4th Gear: Nissan Offers Buyout To Some Workers
Nissan is cutting its U.S. salaried workforce through a voluntary severance program as the Japanese automaker deals with a slide in the U.S. market. It will offer buyout packages to white-collar Nissan and Infiniti employees who are at least 52 years old in certain non-manufacturing business units and to those 55 and older in the manufacturing organization. Hourly production workers won’t be impacted. From Automotive News:
In the U.S., Nissan employs about 21,000 people, including about 9,000 hourly workers at three Southeast factories.
Spokesperson Kyle Bazemore declined to say how many salaried jobs Nissan intends to cut or how many employees the company expects to take the severance package. He said a “small percentage” of the salaried workforce is eligible.

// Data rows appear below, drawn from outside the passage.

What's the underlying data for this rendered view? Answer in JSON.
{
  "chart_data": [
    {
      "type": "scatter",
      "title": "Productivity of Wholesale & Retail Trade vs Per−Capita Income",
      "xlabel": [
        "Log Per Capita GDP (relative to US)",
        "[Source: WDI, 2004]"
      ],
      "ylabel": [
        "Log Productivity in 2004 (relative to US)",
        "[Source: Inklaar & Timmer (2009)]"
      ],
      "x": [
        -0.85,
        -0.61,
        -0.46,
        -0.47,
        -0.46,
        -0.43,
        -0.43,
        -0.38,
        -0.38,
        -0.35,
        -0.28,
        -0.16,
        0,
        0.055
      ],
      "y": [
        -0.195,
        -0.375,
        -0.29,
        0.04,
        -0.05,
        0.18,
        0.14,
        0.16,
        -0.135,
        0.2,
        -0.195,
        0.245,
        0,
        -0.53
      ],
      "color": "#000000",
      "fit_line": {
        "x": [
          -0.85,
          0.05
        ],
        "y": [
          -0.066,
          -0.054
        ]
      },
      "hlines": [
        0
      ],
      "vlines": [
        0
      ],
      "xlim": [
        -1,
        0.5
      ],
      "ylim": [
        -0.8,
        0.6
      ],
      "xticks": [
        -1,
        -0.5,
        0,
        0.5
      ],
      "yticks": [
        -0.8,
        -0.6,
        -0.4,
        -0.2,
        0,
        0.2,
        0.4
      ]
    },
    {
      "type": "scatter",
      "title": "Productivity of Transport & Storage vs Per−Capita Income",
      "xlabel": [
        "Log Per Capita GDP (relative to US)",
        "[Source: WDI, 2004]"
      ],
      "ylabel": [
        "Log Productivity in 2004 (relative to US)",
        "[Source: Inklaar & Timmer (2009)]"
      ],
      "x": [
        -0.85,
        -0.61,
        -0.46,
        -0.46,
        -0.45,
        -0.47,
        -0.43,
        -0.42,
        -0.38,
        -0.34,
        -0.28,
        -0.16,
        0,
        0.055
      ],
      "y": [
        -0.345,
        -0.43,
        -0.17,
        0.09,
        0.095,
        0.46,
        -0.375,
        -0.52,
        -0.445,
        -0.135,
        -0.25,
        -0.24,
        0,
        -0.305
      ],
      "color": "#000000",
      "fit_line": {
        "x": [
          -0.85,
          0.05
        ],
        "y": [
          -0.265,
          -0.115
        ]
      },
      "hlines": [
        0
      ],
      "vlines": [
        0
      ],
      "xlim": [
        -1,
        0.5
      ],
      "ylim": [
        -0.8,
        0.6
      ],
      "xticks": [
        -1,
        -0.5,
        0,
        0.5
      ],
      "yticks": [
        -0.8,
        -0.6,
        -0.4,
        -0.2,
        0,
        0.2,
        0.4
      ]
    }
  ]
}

Nissan seeks to “optimize business operations and remain competitive for the future,” Bazemore said. “We continue to evolve to meet the needs of the global automotive industry.”
The automaker offered similar buyouts in the U.S. in 2019 and 2020 alongside factory layoffs. It cut employee travel budgets by half in late 2019 and put the U.S. organization on two days of unpaid furlough in January 2020. Bazemore said Nissan does not plan layoffs or other expense reduction measures.
Nissan, like some of its peers, is tapping the brakes on spending as new-vehicle demand cools and market competition heats up.
Nissan’s U.S.-based business has fallen in the post-pandemic era. Its market share dropped 5.8 percent last year from 7.9 percent in 2019. Operating profit has also dropped 99 percent to $6.9 million in the three months ending on June 30. Additionally, net income fell 73 percent to $199 million, and worldwide sales pretty much stalled at 787,000 vehicles in the second quarter.